Commitment & accountability on teams
Every leader wants committed workers on their teams and those who understand how they are accountable for achieving results. However, often little attention is given as to how to obtain team commitment and encourage individual and team accountability. As Keith Ferrazzi wrote in A New Social Contract for Teams, “In focusing so heavily on what it means to be a great leader, companies have often lost sight of what it means to be a great team.”
What do we mean by commitment?
There is commitment to the team as a whole and to each other member. This requires clarity around decisions, offering feedback to each other, and moving forward with complete buy-in. Commitment does not mean that consensus is always necessary. It’s possible for team members to disagree on a decision and yet commit to it. As The Five Behaviors® Team Development states: “Great teams understand that they must be able to commit even when the outcome is uncertain and not everyone initially agrees.”
What do we mean by accountability?
Accountability is a habit you want team members to develop and share. Colleagues who can call their peers on performance or behaviors that might hurt the team show accountability. Those who don’t show generous, caring, trusting, and supportive behaviors are not showing accountability, but are rather being bullies or working only toward their own goals.
Team members who have high levels of accountability don’t just get their own work done, they are engaged with all the work of the team and try to keep the team’s energy high and outlook positive. They help each other succeed through feedback, assistance, coaching, positive recognition, and other supportive behaviors.
Signs of teams that lack commitment and accountability
If teams struggle with commitment and accountability, you might notice
- resentment among team members who have different standards of performance
- mediocre and uninspired performance
- confusion about direction and priorities
- missed opportunities due to excessive analysis or unnecessary delay
- repeated discussions about the same decisions or procedures
- second-guessing among team members
- dispirited and disinterested team members
- missed deadlines and deliverables
- excessive reliance on bureaucratic procedures and hierarchical structures
How do you grow a team’s commitment and accountability levels?

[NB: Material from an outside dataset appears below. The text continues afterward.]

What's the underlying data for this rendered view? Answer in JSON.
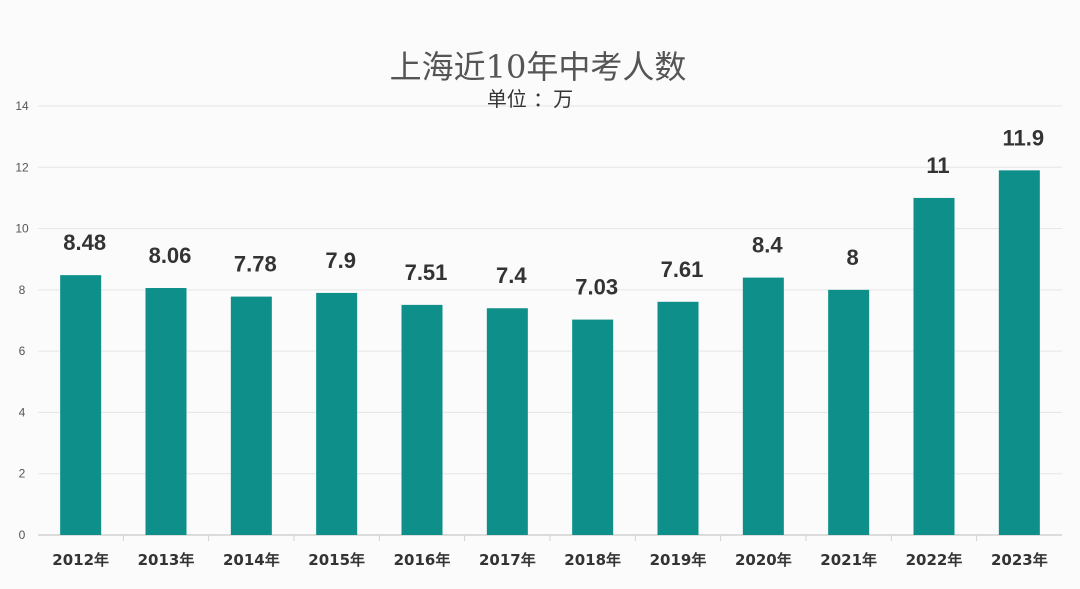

Before you know what changes need to be made, you need to assess where your team is now. We recommend using an assessment like The Five Behaviors Team Development. If you discover that the team lacks trust, then that is where the team needs to work before tackling issues of commitment and accountability. Team members have difficulty holding each other accountable if they don’t feel safe in the group. If the team is ready to tackle these two issues, an assessment will give them some language for discussions and tips for productive actions. The assessment might become the basis for a new set of norms, mores, or a social contract they want to establish.
The team commits as a group to the behaviors they want to prioritize and encourage. These should be behaviors that will have the biggest impact on the team’s performance. Keep this number small and return to it later to enlarge or alter the list.
Problem-solve together. Addressing problems as a team will give everyone practice using the behaviors they want to promote. Problems can include those the team has working together and those around achieving the results they have committed to. It can involve shifting the team’s priorities, finding ways to meet competing demands, or adapting to new needs of teammates.
Here’s an activity for teams to try. Create a document for one of their projects with three columns. One column is for challenges or struggles, one for innovations or achievements, and one for offers of help. Keeping their end goals in mind, team members can look for areas where they can individually and collectively make a difference on the project, share their individual challenges and achievements so far, get feedback, and then make new commitments or adapt those previously made.
Practice giving feedback. Some teams are great at building each other up, but have a hard time giving tough feedback. Other teams forget that positive feedback is important, too.
A two-round feedback activity can be helpful. During round one, everyone offers something they appreciate, admire, or want to celebrate about each teammate. In the second round, they offer one thing they’d like more of or less of from each teammate. Afterward, people can offer to coach each other or make commitments to different behaviors.
You’ll know the team has made progress if you start seeing these outcomes:
- Team members admit their mistakes and are willing to ask for and accept help.
- Members are meeting their goals and commitments.
- Members show less stress when holding a teammate accountable or when being held accountable themselves.
- Meetings have clear and specific resolutions and calls to action.
- Team members support group decisions even if they initially disagree.
- Team priorities are clear, even if they shift from time to time.
- Difficult conversations aren’t avoided.
- Members forget just who had the great idea or who made an error, and instead focus on their group’s achievements and share the wins.
- There is an increased sense of being part of a team and pride in their accomplishments as a team.
- Conflicts on the team feel less tense and more like finding the best path forward.
- Members care more about each other and enjoy their work more.
Focusing on how a team works together is as important as what the team does. Building cohesive teams that meet their commitments and hold themselves accountable will lead to positive team results.
Focusing on how a team works together is as important as what the team does.